Poverty in Mexico Increases, Social Programs Mitigate ImpactBy Andrea Villar | Fri, 08/06/2021 - 14:35
In 2020, 3.8 million more people lived in poverty than during 2018, when President Andrés Manuel López Obrador's government took office, according to information from the National Council for the Evaluation of Social Development Policy (CONEVAL). The social programs promoted by the current administration, it added, mitigated the increase in poverty during the pandemic.
The poverty measurement results for the period 2018-2020 showed that the overall population in poverty increased from 51.9 million people to 55.7 million people, up by 7.3 percent. On the other hand, Mexicans in extreme poverty rose from 8.7 million people to 10.8 million people, an increase of 24.1 percent. Meanwhile, the number of people in moderate poverty rose by 1.7 percent, from 43.2 million to 44.9 million. People in ‘non-poor and non-vulnerable’ status decreased by 0.2 percent.
CONEVAL Executive Secretary José Nabor Cruz Marcelo said that the government's economic support was not enough to compensate for the drop in people's labor income.
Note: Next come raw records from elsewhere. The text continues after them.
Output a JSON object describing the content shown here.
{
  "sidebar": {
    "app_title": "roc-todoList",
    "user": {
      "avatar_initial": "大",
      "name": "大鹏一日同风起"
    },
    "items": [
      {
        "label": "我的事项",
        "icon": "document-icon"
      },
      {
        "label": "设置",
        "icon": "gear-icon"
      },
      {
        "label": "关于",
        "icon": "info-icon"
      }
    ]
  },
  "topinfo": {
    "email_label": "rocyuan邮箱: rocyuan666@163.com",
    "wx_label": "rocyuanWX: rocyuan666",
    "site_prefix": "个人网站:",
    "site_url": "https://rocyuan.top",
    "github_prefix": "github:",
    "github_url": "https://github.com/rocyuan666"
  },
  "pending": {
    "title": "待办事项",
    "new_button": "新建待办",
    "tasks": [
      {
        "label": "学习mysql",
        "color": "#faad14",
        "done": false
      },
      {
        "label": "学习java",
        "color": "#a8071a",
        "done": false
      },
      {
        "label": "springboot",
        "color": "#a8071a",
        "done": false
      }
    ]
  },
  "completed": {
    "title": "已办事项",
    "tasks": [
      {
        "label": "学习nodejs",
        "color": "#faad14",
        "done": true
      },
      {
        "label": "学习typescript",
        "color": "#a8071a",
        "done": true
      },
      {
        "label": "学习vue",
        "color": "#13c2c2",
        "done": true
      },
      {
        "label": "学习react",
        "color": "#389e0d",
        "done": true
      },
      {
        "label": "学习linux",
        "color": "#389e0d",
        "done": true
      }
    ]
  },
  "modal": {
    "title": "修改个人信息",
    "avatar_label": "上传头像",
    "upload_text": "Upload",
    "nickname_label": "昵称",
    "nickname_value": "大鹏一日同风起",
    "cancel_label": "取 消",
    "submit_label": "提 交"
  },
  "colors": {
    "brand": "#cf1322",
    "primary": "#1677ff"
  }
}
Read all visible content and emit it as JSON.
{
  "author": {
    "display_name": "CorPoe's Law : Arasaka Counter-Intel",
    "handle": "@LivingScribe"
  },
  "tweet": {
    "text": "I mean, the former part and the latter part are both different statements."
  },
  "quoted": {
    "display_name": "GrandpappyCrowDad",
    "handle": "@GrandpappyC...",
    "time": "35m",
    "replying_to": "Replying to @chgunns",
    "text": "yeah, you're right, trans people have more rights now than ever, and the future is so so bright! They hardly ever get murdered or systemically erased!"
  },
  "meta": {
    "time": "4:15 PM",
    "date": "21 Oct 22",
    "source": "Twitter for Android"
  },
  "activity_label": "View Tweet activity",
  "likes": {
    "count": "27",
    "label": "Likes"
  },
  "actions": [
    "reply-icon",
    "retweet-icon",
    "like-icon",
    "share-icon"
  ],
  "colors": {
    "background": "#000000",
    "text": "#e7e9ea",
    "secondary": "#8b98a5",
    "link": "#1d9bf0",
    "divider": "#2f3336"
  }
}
Meanwhile, Academic Researcher John Scott explained that economic aid was not focused on the most disadvantaged priority groups, both in rural and urban areas. "Many who were already poor most likely fell into extreme poverty," he said in a press conference. According to the report, Quintana Roo was the state with the largest increase in the percentage of the population living in poverty.
CONEVAL's poverty measurement takes six main deprivations as a reference: educational backwardness, access to health services, access to social security, housing quality and space, basic services in housing and access to nutritious and quality food. The deprivation related to access to health services covered 16.2 percent of the population in 2018, while in 2020 it was reported at 28.2 percent.
As previously reported by MBN, in Mexico 31 percent of people with intellectual disabilities lost their jobs due to layoffs or business closures, putting them in a more vulnerable position against poverty, revealed a study by the Mexican Confederation of Organizations in Favor of People with Intellectual Disabilities (CONFE). “People with disabilities around the world are at a higher risk of living in poverty, because of lack of education, because they do not have a job or because they and their family members lost their jobs,” the study says. “People living in poverty are also at risk of acquiring a disability because they lack financial resources and medical support.”